Uncertainty and sensitivity analysis of a depth-averaged water quality model for evaluation of Escherichia Coli concentration in shallow estuaries

Sensitivity and uncertainty analysis investigate the robustness of numerical model predictions and provide information about the factors that contribute most to the variability of model output, identifying the most important parameters for model calibration. This paper presents a sensitivity and uncertainty analysis of a 2D depth-averaged water quality model applied to a shallow estuary. The model solves the mass transport equation for Escherichia Coli, including the effects of water temperature, salinity, solar radiation, turbulent diffusion and short wave dispersion. The sensitivity of the concentration of E. Coli in the estuary to input parameters and the different sources of uncertainty are studied using Global Sensitivity Analysis based on Monte Carlo simulation methods and sensitivity measures based on linear and non-linear regression analysis, in order to aid modellers in the calibration process and in the interpretation of model output. The extinction coefficient of light in water and the depth of the vertical layer over which the E. coli spread were found to be the most relevant parameters of the model. In the shallowest regions of the estuary errors in the bathymetry are also an important source of uncertainty on model output.
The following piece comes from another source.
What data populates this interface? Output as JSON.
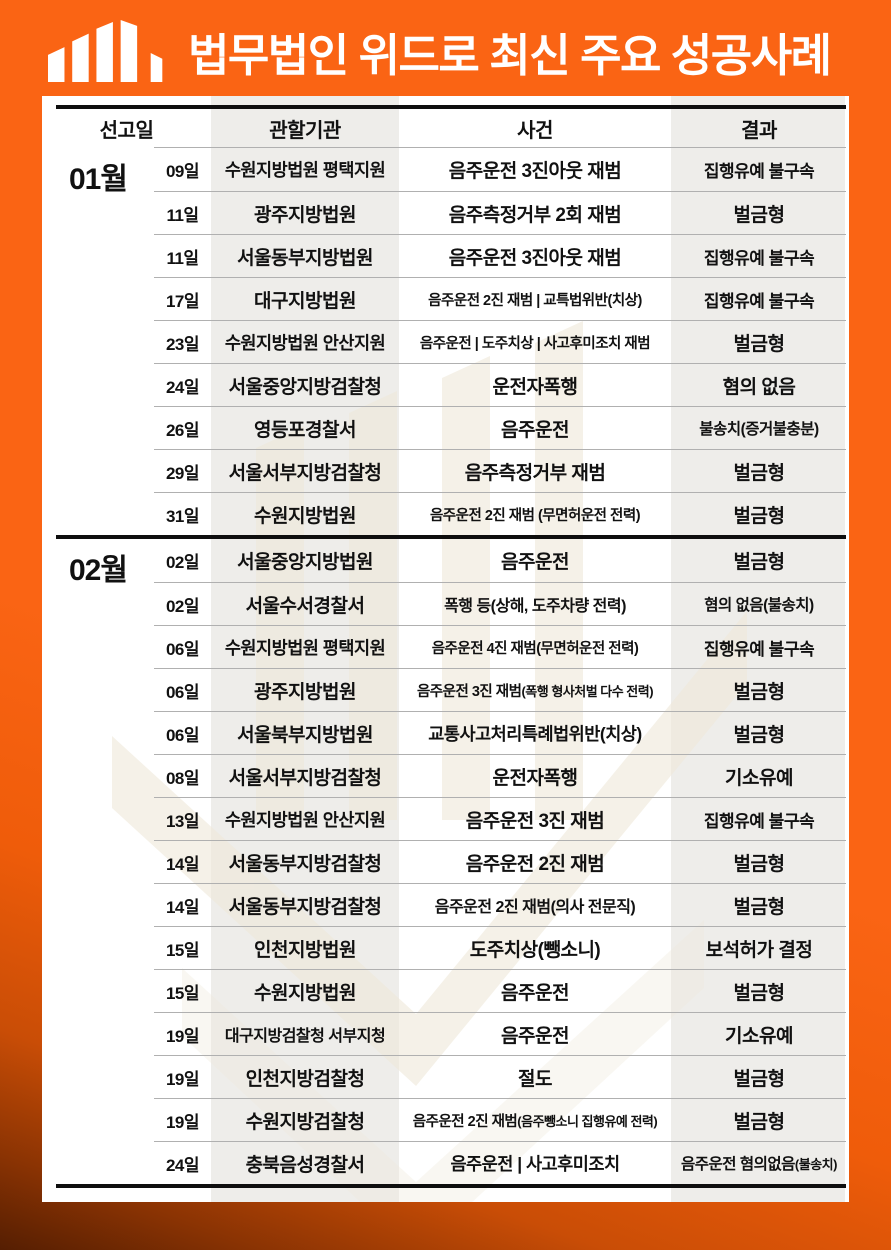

Globally, the combination of these three parameters was found to be very effective for calibration purposes in the whole estuary.

► We present a numerical model for evaluation of E. coli concentration in estuaries.
► Global Sensitivity Analysis is used to identify the most relevant model parameters.
► Parameters related to solar radiation are the most relevant for model calibration.
► Bathymetry errors are also an important source of uncertainty on model output.
► Turbulence and salinity have a much lower impact on model results.